On 2020-08-21 08:11, Arjen de Korte via clamav-users wrote:
> Citeren Michael Orlitzky via clamav-users <clamav-users@lists.clamav.net>:
> 
>> On 2020-08-21 04:45, Arjen de Korte via clamav-users wrote:
>>>
>>> It is not clear to me what problem this patch intends to solve (for a
>>> systemd service it is absolute not required from a security point of
>>> view). The PIDFile should be writable by vscan user only anyway.
>>>
>>
>> With a Type=forking service, systemd will send SIGTERM to the contents
>> of the PID file as root.
> 
> Not unconditionally. See the following from 'man 5 systemd.service':
> 
>     "The PID file does not need to be owned by a privileged user, but if it
>      is owned by an unprivileged user additional safety restrictions are
>      enforced: the file may not be a symlink to a file owned by a different
>      user (neither directly nor indirectly), and the PID file must refer to
>      a process already belonging to the service."
> 

That's good to hear (and is news to me), and maybe they've found another
way to prevent this vulnerability in systemd.


>> If the "vscan" user can put whatever he wants
>> in the PID file, then he can kill root processes.
> 
> See above: you're trying to fix a problem that doesn't exist.

However, systemd isn't the only service manager, and the problem still
exists in all of the other ones. Systemd is able to avail itself of
platform-specific features in brand-new Linux kernels. SysV init,
OpenRC, and others must stick to real or de-facto standard tools, and
there is no standard way to implement what systemd says they've done.
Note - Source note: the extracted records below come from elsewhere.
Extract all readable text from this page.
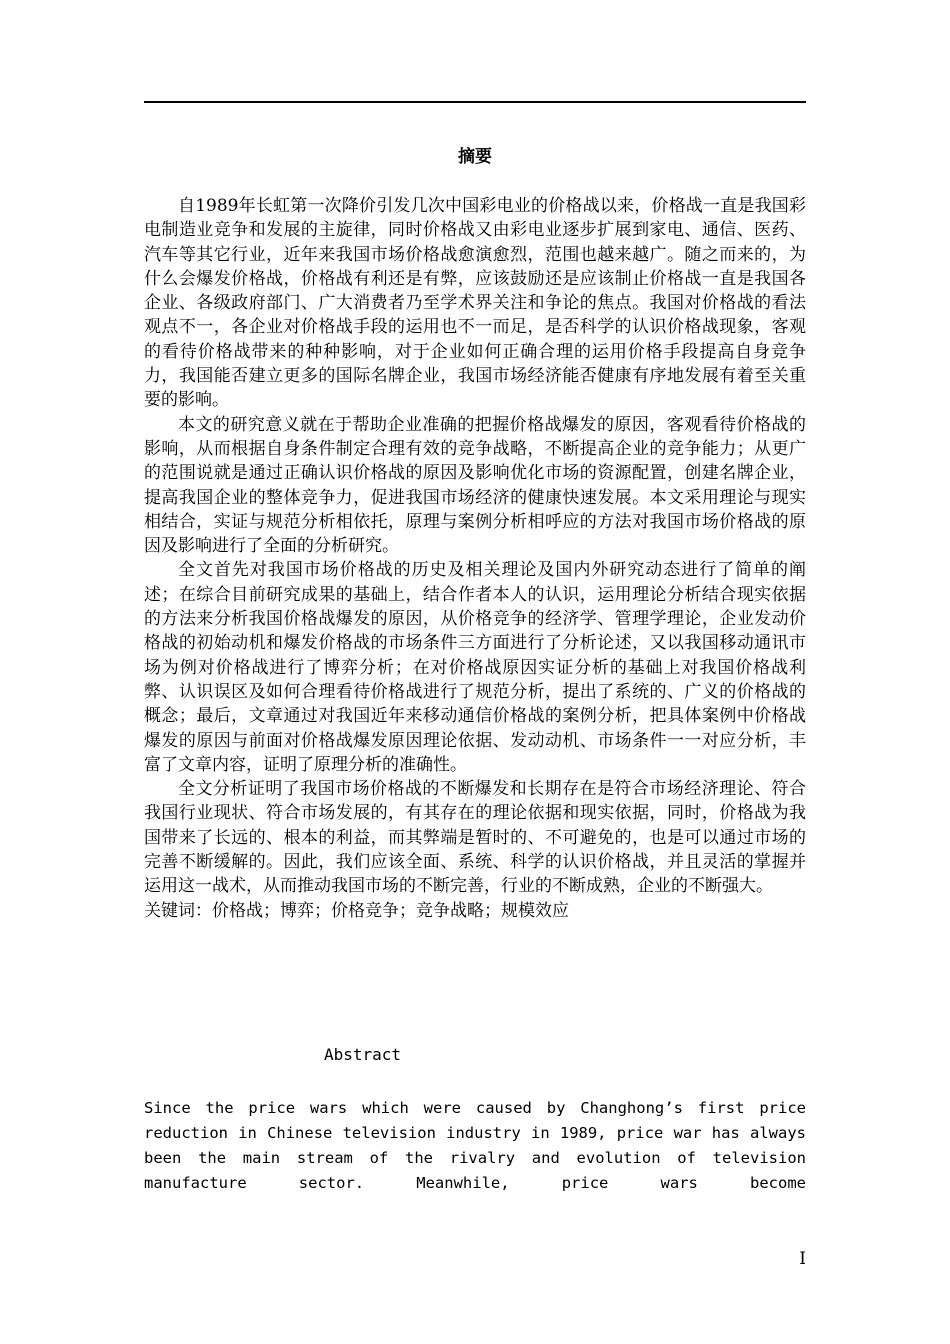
摘要

自1989年长虹第一次降价引发几次中国彩电业的价格战以来，价格战一直是我国彩电制造业竞争和发展的主旋律，同时价格战又由彩电业逐步扩展到家电、通信、医药、汽车等其它行业，近年来我国市场价格战愈演愈烈，范围也越来越广。随之而来的，为什么会爆发价格战，价格战有利还是有弊，应该鼓励还是应该制止价格战一直是我国各企业、各级政府部门、广大消费者乃至学术界关注和争论的焦点。我国对价格战的看法观点不一，各企业对价格战手段的运用也不一而足，是否科学的认识价格战现象，客观的看待价格战带来的种种影响，对于企业如何正确合理的运用价格手段提高自身竞争力，我国能否建立更多的国际名牌企业，我国市场经济能否健康有序地发展有着至关重要的影响。

本文的研究意义就在于帮助企业准确的把握价格战爆发的原因，客观看待价格战的影响，从而根据自身条件制定合理有效的竞争战略，不断提高企业的竞争能力；从更广的范围说就是通过正确认识价格战的原因及影响优化市场的资源配置，创建名牌企业，提高我国企业的整体竞争力，促进我国市场经济的健康快速发展。本文采用理论与现实相结合，实证与规范分析相依托，原理与案例分析相呼应的方法对我国市场价格战的原因及影响进行了全面的分析研究。

全文首先对我国市场价格战的历史及相关理论及国内外研究动态进行了简单的阐述；在综合目前研究成果的基础上，结合作者本人的认识，运用理论分析结合现实依据的方法来分析我国价格战爆发的原因，从价格竞争的经济学、管理学理论，企业发动价格战的初始动机和爆发价格战的市场条件三方面进行了分析论述，又以我国移动通讯市场为例对价格战进行了博弈分析；在对价格战原因实证分析的基础上对我国价格战利弊、认识误区及如何合理看待价格战进行了规范分析，提出了系统的、广义的价格战的概念；最后，文章通过对我国近年来移动通信价格战的案例分析，把具体案例中价格战爆发的原因与前面对价格战爆发原因理论依据、发动动机、市场条件一一对应分析，丰富了文章内容，证明了原理分析的准确性。

全文分析证明了我国市场价格战的不断爆发和长期存在是符合市场经济理论、符合我国行业现状、符合市场发展的，有其存在的理论依据和现实依据，同时，价格战为我国带来了长远的、根本的利益，而其弊端是暂时的、不可避免的，也是可以通过市场的完善不断缓解的。因此，我们应该全面、系统、科学的认识价格战，并且灵活的掌握并运用这一战术，从而推动我国市场的不断完善，行业的不断成熟，企业的不断强大。

关键词：价格战；博弈；价格竞争；竞争战略；规模效应

Abstract

Since the price wars which were caused by Changhong’s first price reduction in Chinese television industry in 1989, price war has always been the main stream of the rivalry and evolution of television manufacture sector. Meanwhile, price wars become

I
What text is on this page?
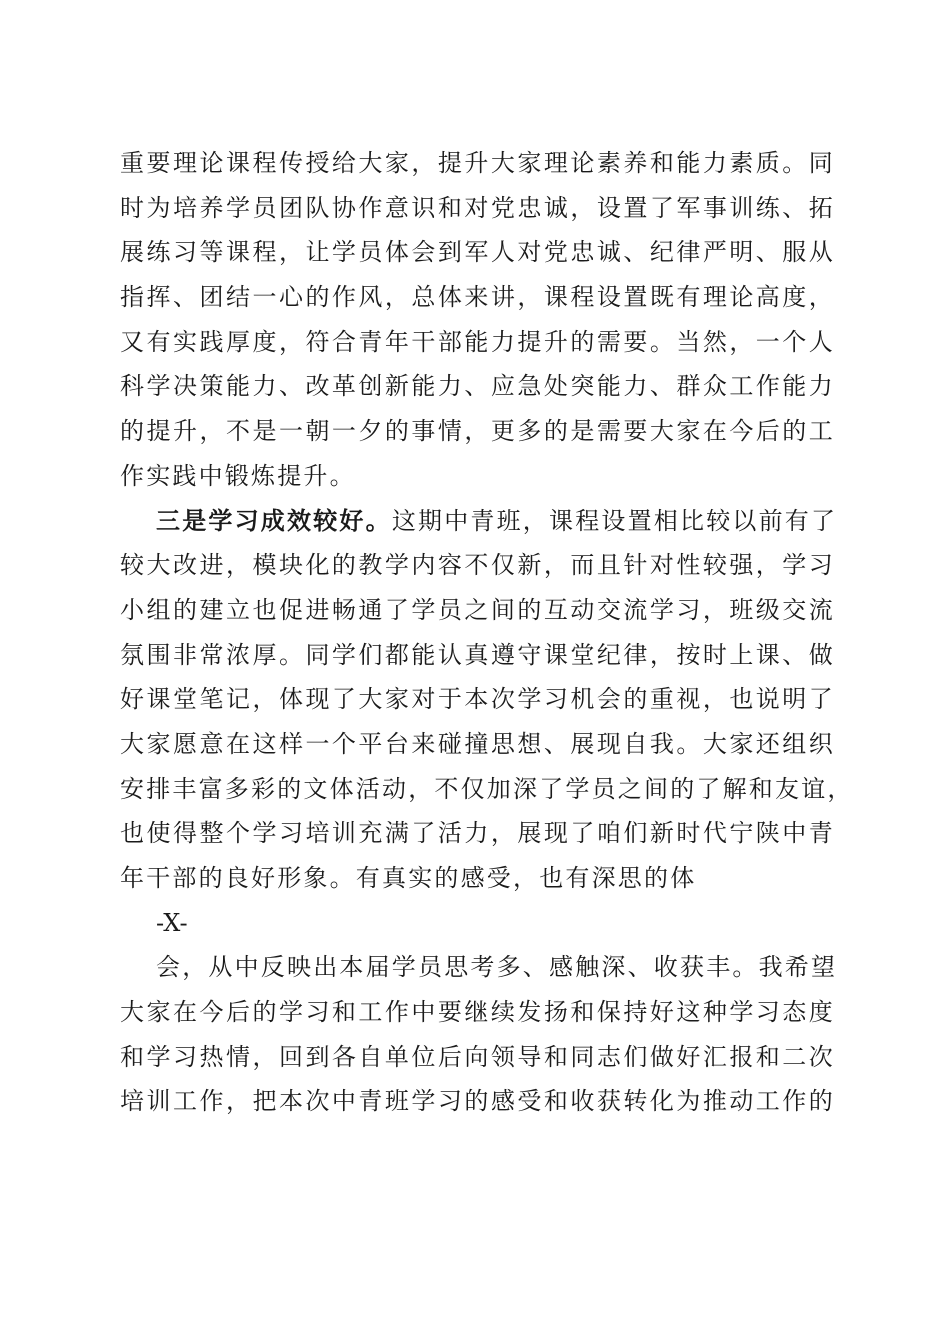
重要理论课程传授给大家，提升大家理论素养和能力素质。同
时为培养学员团队协作意识和对党忠诚，设置了军事训练、拓
展练习等课程，让学员体会到军人对党忠诚、纪律严明、服从
指挥、团结一心的作风，总体来讲，课程设置既有理论高度，
又有实践厚度，符合青年干部能力提升的需要。当然，一个人
科学决策能力、改革创新能力、应急处突能力、群众工作能力
的提升，不是一朝一夕的事情，更多的是需要大家在今后的工
作实践中锻炼提升。
三是学习成效较好。这期中青班，课程设置相比较以前有了
较大改进，模块化的教学内容不仅新，而且针对性较强，学习
小组的建立也促进畅通了学员之间的互动交流学习，班级交流
氛围非常浓厚。同学们都能认真遵守课堂纪律，按时上课、做
好课堂笔记，体现了大家对于本次学习机会的重视，也说明了
大家愿意在这样一个平台来碰撞思想、展现自我。大家还组织
安排丰富多彩的文体活动，不仅加深了学员之间的了解和友谊，
也使得整个学习培训充满了活力，展现了咱们新时代宁陕中青
年干部的良好形象。有真实的感受，也有深思的体
-X-
会，从中反映出本届学员思考多、感触深、收获丰。我希望
大家在今后的学习和工作中要继续发扬和保持好这种学习态度
和学习热情，回到各自单位后向领导和同志们做好汇报和二次
培训工作，把本次中青班学习的感受和收获转化为推动工作的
>> Are you using the upstream systemd service?
> 
> No, we're using "Type=forking" since the clamd.service can take  
> several minutes to start and we don't want to start services that  
> depend on it before it actually finished starting up. Creating the  
> socket beforehand is not a solution, as clamd won't start serving any  
> requests until it has actually finished starting up.

That's fine, now you just need to synchronize the PIDFile and PidFile
entries in your systemd service and clamd.conf, respectively. I suggest
/run/clamd.pid, or any other location that is writable only by root.


>> It defaults to Type=simple, and runs clamd in the foreground.
> 
> See above. Actually, with this patch clamd wil always run in the  
> foreground, as daemonizing is now completely broken. Up to and  
> including 0.102.4, starting clamd on the commandline without any  
> further options would just start the daemon and return. Now, it never  
> returns.
That's not true, your service file just needs to know where the PID file
lives. It always did, but somehow it managed to not crash in the past.


>> In that case, your clamd daemon
>> shouldn't be creating a PID file at all -- systemd should take care of
>> it when it shoves the process into the background. PidFile should be
>> left unset in clamd.conf.
> 
> There is no PIDFile in the clamd.service file as systemd doesn't need  
> that here (even when running as Type=forking). The same goes for  
> freshclam.service. Systemd has other ways to keep track of which  
> processes it has started and will not use the PIDFile unless you tell  
> it to do so (with the above mentioned restrictions).

Well empirically that's not true, because it isn't working. Add PIDFile
entries to your service files when using Type=forking, and synchronize
them with the PidFile lines in clamd.conf and freshclam.conf.